Blogs

Michael Coveney: Country houses & old churches beyond Bennett

Alan Bennett’s terrific new play People at the National Theatre was a good mood-setter for my outing yesterday to Salisbury, where I climbed to the top of the spire in the cathedral, enjoyed lunch in the refectory with volunteer guides and the church’s head of communications before settling into a matinee at the Playhouse of a new adaptation of William Golding’s novel, The Spire.

As you enter the Cathedral Close, you pass Arundells, the home of former Prime Minister Edward Heath, which he bequeathed to an ungrateful nation on his death seven years ago; it was announced last week that the trustees will sell off the house and contents having faced at last the awful truth that the public has no interest in wandering around the old salt’s sitting room, looking at pictures of yachts and world leaders.

The dilemma is similar to that faced by Frances de la Tour‘s Dorothy Stacpoole in Bennett’s play who, inhabiting a decrepit country pile (there is nothing very decrepit about Arundells, but it’s only a modest-sized mansion, with a back garden running down to the River Avon), briefly rents out a few rooms and a double-bed to a porn movie crew before reluctantly submitting to the National Trust take-over bid.

The difference with Arundells is that her pile is of great and significant historic interest in its own right. There’s a wonderful book, Black Diamonds by Catherine Bailey, which charts the colourful, tragic family history of the Fitzwilliam family in Wentworth Woodhouse, one of the South Yorkshire houses, close to a mining community, that Bennett evokes in both the National’s programme notes and the play itself. Anything that happens in Downton Abbey looks positively small beer in comparison.
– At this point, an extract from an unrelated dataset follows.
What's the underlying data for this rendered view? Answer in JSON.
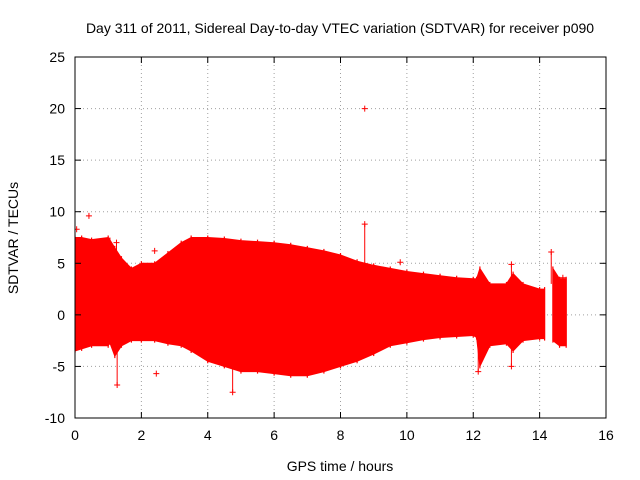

The National’s production, like the fate of Heath’s house, no less than the £20m repair programme currently lavished on Salisbury Cathedral (and not due for completion until 2018), is a sharp reminder of how buildings need special attention to survive. In the case especially of the cathedral, this is because it took so much human time, effort and sheer vision to construct – and a massive cost (in medieval 14th century terms) of £28,000, with a mammoth legion of stonemasons paid a penny a day.

William Golding was a schoolmaster in the Close between 1945 and 1962 and wrote his novel almost as a tortured psychodrama about his own creative life. But the detail about the crazy project to build the spire is fascinating, though my superb guide, spry pensioner Dudley Heather (one of 600 cathedral volunteers), remains sceptical about some of the accuracy in Golding’s research.
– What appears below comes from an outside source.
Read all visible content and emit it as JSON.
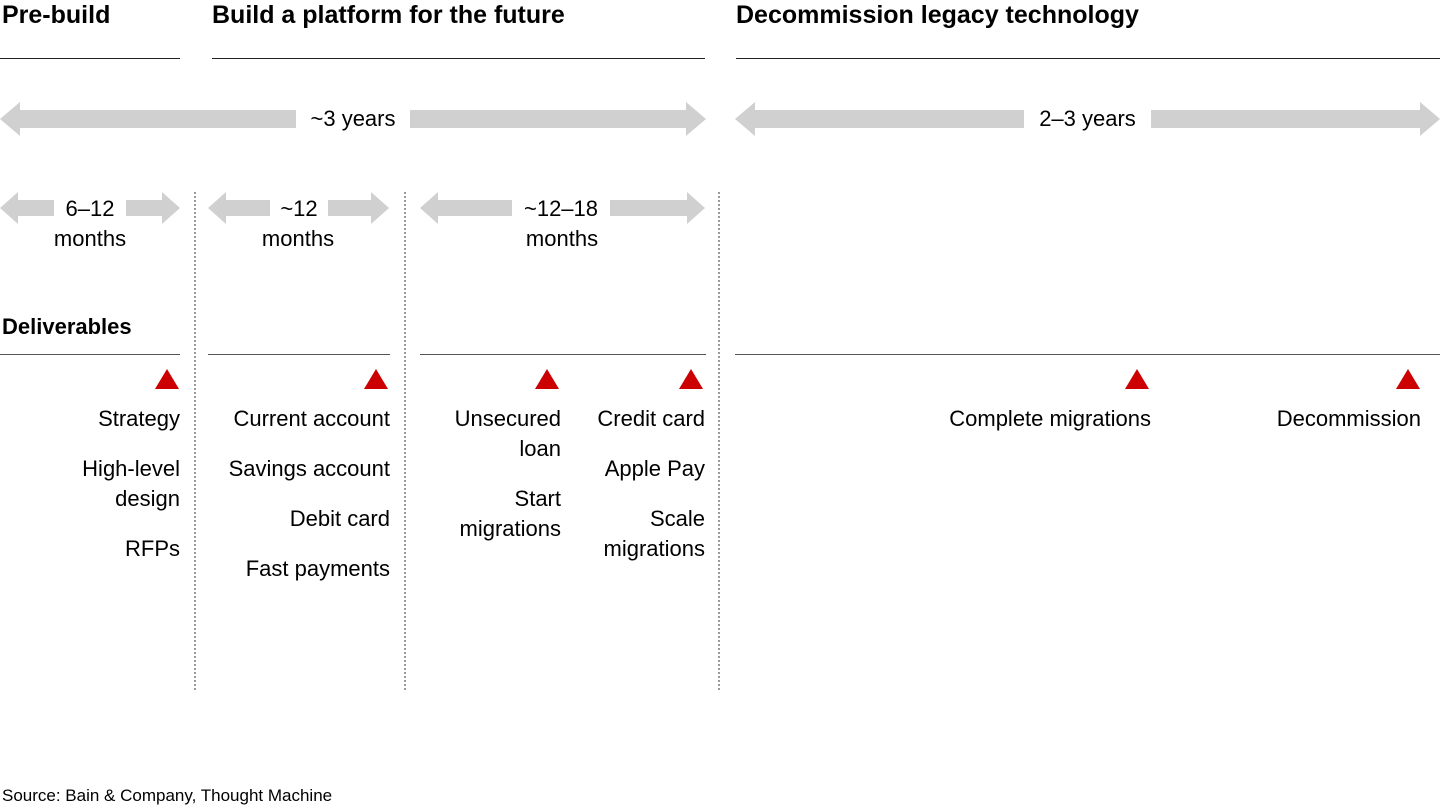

Mr Heather led me up the 332 steps of mostly spiral staircases, as far as you can go (there is still 180 feet of inaccessible spire to the very top), treating me to several interconnecting informal lectures on the building materials, history of the bells, stained glass windows and the bending pillars and subsidence that feature so dramatically in Golding’s novel.
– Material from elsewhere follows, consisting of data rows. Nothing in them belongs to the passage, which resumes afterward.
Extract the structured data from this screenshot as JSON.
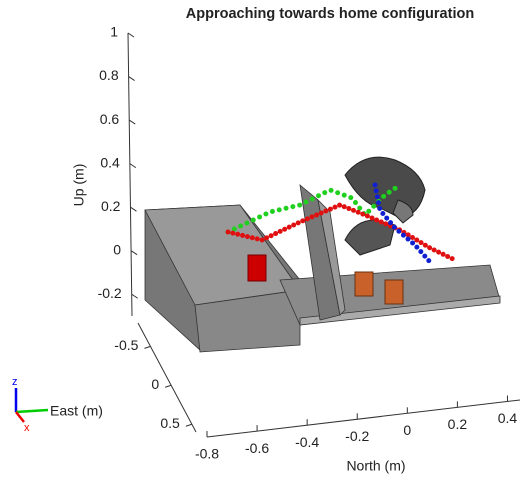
{
  "chart_data": {
    "type": "scene3d",
    "title": "Approaching towards home configuration",
    "xlabel": "North (m)",
    "ylabel": "East (m)",
    "zlabel": "Up (m)",
    "xlim": [
      -0.8,
      0.45
    ],
    "xticks": [
      -0.8,
      -0.6,
      -0.4,
      -0.2,
      0,
      0.2,
      0.4
    ],
    "ylim": [
      -0.8,
      0.6
    ],
    "yticks": [
      -0.5,
      0,
      0.5
    ],
    "zlim": [
      -0.3,
      1
    ],
    "zticks": [
      -0.2,
      0,
      0.2,
      0.4,
      0.6,
      0.8,
      1
    ],
    "triad": {
      "z": "z",
      "x": "x"
    }
  }
}
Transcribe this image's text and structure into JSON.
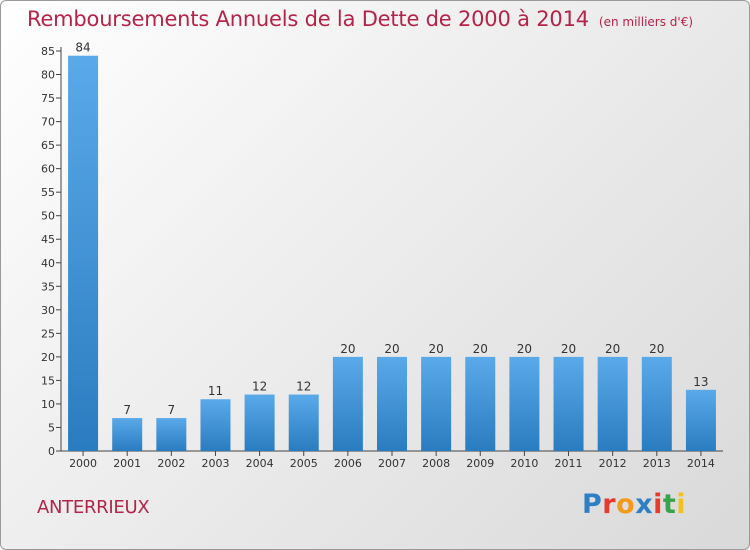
{
  "header": {
    "title": "Remboursements Annuels de la Dette de 2000 à 2014",
    "unit": "(en milliers d'€)"
  },
  "footer": {
    "commune": "ANTERRIEUX",
    "logo": "Proxiti",
    "logo_colors": [
      "#2f7fc4",
      "#e53a2c",
      "#f29a1c",
      "#2f7fc4",
      "#e53a2c",
      "#3aa24c",
      "#f2c21c"
    ]
  },
  "chart_data": {
    "type": "bar",
    "title": "Remboursements Annuels de la Dette de 2000 à 2014",
    "unit": "(en milliers d'€)",
    "xlabel": "",
    "ylabel": "",
    "categories": [
      "2000",
      "2001",
      "2002",
      "2003",
      "2004",
      "2005",
      "2006",
      "2007",
      "2008",
      "2009",
      "2010",
      "2011",
      "2012",
      "2013",
      "2014"
    ],
    "values": [
      84,
      7,
      7,
      11,
      12,
      12,
      20,
      20,
      20,
      20,
      20,
      20,
      20,
      20,
      13
    ],
    "ylim": [
      0,
      85
    ],
    "yticks": [
      0,
      5,
      10,
      15,
      20,
      25,
      30,
      35,
      40,
      45,
      50,
      55,
      60,
      65,
      70,
      75,
      80,
      85
    ],
    "grid": false,
    "bar_color_light": "#5aaaea",
    "bar_color_dark": "#2a7cc0"
  }
}
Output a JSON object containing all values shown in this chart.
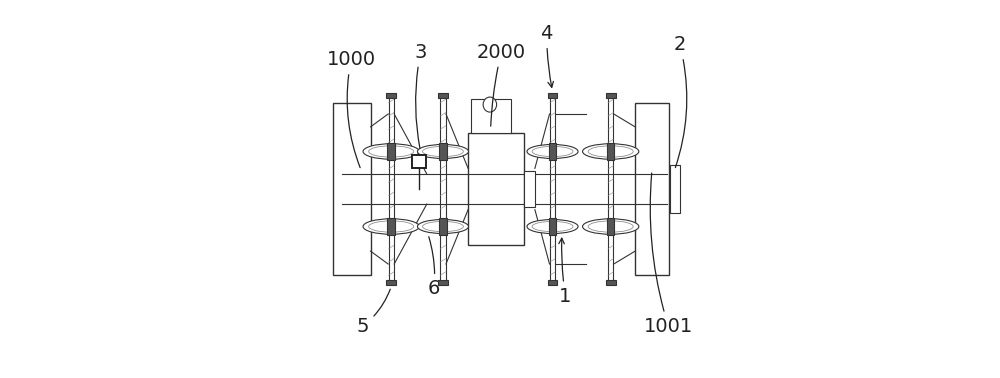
{
  "bg_color": "#ffffff",
  "line_color": "#333333",
  "dark_color": "#222222",
  "gray_color": "#888888",
  "light_gray": "#bbbbbb",
  "fill_gray": "#cccccc",
  "dark_fill": "#555555",
  "label_fontsize": 14,
  "figsize": [
    10.0,
    3.78
  ],
  "dpi": 100
}
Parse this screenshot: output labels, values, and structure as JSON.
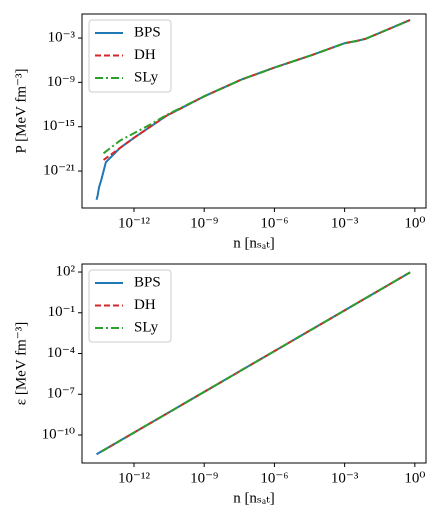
{
  "chart_data": [
    {
      "type": "line",
      "xlabel": "n [nₛₐₜ]",
      "ylabel": "P [MeV fm⁻³]",
      "xscale": "log",
      "yscale": "log",
      "legend": "upper left",
      "xlim": [
        6e-15,
        3
      ],
      "ylim": [
        1e-26,
        1.8
      ],
      "xticks": [
        {
          "value": 1e-12,
          "label": "10⁻¹²"
        },
        {
          "value": 1e-09,
          "label": "10⁻⁹"
        },
        {
          "value": 1e-06,
          "label": "10⁻⁶"
        },
        {
          "value": 0.001,
          "label": "10⁻³"
        },
        {
          "value": 1,
          "label": "10⁰"
        }
      ],
      "yticks": [
        {
          "value": 1e-21,
          "label": "10⁻²¹"
        },
        {
          "value": 1e-15,
          "label": "10⁻¹⁵"
        },
        {
          "value": 1e-09,
          "label": "10⁻⁹"
        },
        {
          "value": 0.001,
          "label": "10⁻³"
        }
      ],
      "series": [
        {
          "name": "BPS",
          "color": "#1f77b4",
          "linestyle": "solid",
          "x": [
            2.5e-14,
            2.8e-14,
            3.2e-14,
            4e-14,
            6.3e-14,
            2.5e-13,
            1e-12,
            2.5e-11,
            1e-09,
            4e-08,
            1e-06,
            4e-05,
            0.001,
            0.0032,
            0.0079,
            0.089,
            0.63
          ],
          "values": [
            1.3e-25,
            5e-25,
            6.3e-24,
            6.3e-23,
            1.6e-20,
            1.3e-18,
            3.2e-17,
            3.2e-14,
            1.3e-11,
            2.5e-09,
            1e-07,
            5e-06,
            0.0002,
            0.0004,
            0.00079,
            0.02,
            0.28
          ]
        },
        {
          "name": "DH",
          "color": "#d62728",
          "linestyle": "dashed",
          "x": [
            5e-14,
            2.5e-13,
            1e-12,
            2.5e-11,
            1e-09,
            4e-08,
            1e-06,
            4e-05,
            0.001,
            0.0032,
            0.0079,
            0.089,
            0.63
          ],
          "values": [
            3.2e-20,
            1.3e-18,
            3.2e-17,
            3.2e-14,
            1.3e-11,
            2.5e-09,
            1e-07,
            5e-06,
            0.0002,
            0.0004,
            0.00079,
            0.02,
            0.28
          ]
        },
        {
          "name": "SLy",
          "color": "#2ca02c",
          "linestyle": "dashdot",
          "x": [
            5e-14,
            2.5e-13,
            5e-12,
            2.5e-11,
            1e-09,
            4e-08,
            1e-06,
            4e-05,
            0.001,
            0.0032,
            0.0079,
            0.089,
            0.63
          ],
          "values": [
            2.5e-19,
            1.3e-17,
            2e-15,
            4e-14,
            1.3e-11,
            2.5e-09,
            1e-07,
            5e-06,
            0.0002,
            0.0004,
            0.00079,
            0.02,
            0.28
          ]
        }
      ]
    },
    {
      "type": "line",
      "xlabel": "n [nₛₐₜ]",
      "ylabel": "ε [MeV fm⁻³]",
      "xscale": "log",
      "yscale": "log",
      "legend": "upper left",
      "xlim": [
        6e-15,
        3
      ],
      "ylim": [
        8.7e-13,
        390
      ],
      "xticks": [
        {
          "value": 1e-12,
          "label": "10⁻¹²"
        },
        {
          "value": 1e-09,
          "label": "10⁻⁹"
        },
        {
          "value": 1e-06,
          "label": "10⁻⁶"
        },
        {
          "value": 0.001,
          "label": "10⁻³"
        },
        {
          "value": 1,
          "label": "10⁰"
        }
      ],
      "yticks": [
        {
          "value": 1e-10,
          "label": "10⁻¹⁰"
        },
        {
          "value": 1e-07,
          "label": "10⁻⁷"
        },
        {
          "value": 0.0001,
          "label": "10⁻⁴"
        },
        {
          "value": 0.1,
          "label": "10⁻¹"
        },
        {
          "value": 100,
          "label": "10²"
        }
      ],
      "series": [
        {
          "name": "BPS",
          "color": "#1f77b4",
          "linestyle": "solid",
          "x": [
            2.5e-14,
            1e-12,
            1e-09,
            1e-06,
            0.001,
            0.63
          ],
          "values": [
            3.8e-12,
            1.5e-10,
            1.5e-07,
            0.00015,
            0.15,
            95
          ]
        },
        {
          "name": "DH",
          "color": "#d62728",
          "linestyle": "dashed",
          "x": [
            4e-14,
            1e-12,
            1e-09,
            1e-06,
            0.001,
            0.63
          ],
          "values": [
            6e-12,
            1.5e-10,
            1.5e-07,
            0.00015,
            0.15,
            95
          ]
        },
        {
          "name": "SLy",
          "color": "#2ca02c",
          "linestyle": "dashdot",
          "x": [
            4e-14,
            1e-12,
            1e-09,
            1e-06,
            0.001,
            0.63
          ],
          "values": [
            6e-12,
            1.5e-10,
            1.5e-07,
            0.00015,
            0.15,
            95
          ]
        }
      ]
    }
  ]
}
As indeed they do in Roger Spottiswoode’s dramatisation at the Playhouse, where designer Tom Rogers has faithfully reproduced the grey limestone colour of the interior and the wooden support structures of the tower. It was not the least of yesterday’s pleasures to sit with an audience (mostly elderly) renewing their relationship with a building that literally dominates their lives.

In Bennett’s People, the lovely lesbian archdeacon played by Selina Cadell is much taken with the idea of privatising Winchester Cathedral and dispensing a celebrity Eucharist for publicity purposes. My old friend and former Financial Times colleague Sarah Flanaghan, now Salibury Cathedral’s head of PR and communications, roared with laughter at the idea, but chiefly becaused it sounded so far-fetched.

Mind you, Bennett would appreciate Sarah’s secular approach to the job, which is sensibly hard-headed but much more to do with music, young people and community relations than with stunts and show business. And it helps that she’s a blonde bombshell, dressed in designer black like a sort of Annie Nightingale of the cloisters.

Gareth Machin’s production of The Spire is a bit too static and sombre to start with, but it gathers pace and power in an electrifying inquisition scene, in which Mark Meadows as Dean Jocelin is hauled over the coals by the church authorities for his weird and all-consuming obsession.

Nothing can compare to visiting the cathedral itself, but such a visit, taken in conjunction with Golding’s novel and the Playhouse staging – and, incidentally, there’s a youth theatre production of Nigel Williams’ fine adaptation of Golding’s Lord of the Flies in the studio space later this month – creates a wonderful crash course on one of the greatest buildings in our country, one that moves you to tears, really, in its awe-inspiring beauty, scale and spiritual grandeur. And you can’t ask more, even from the theatre, than that.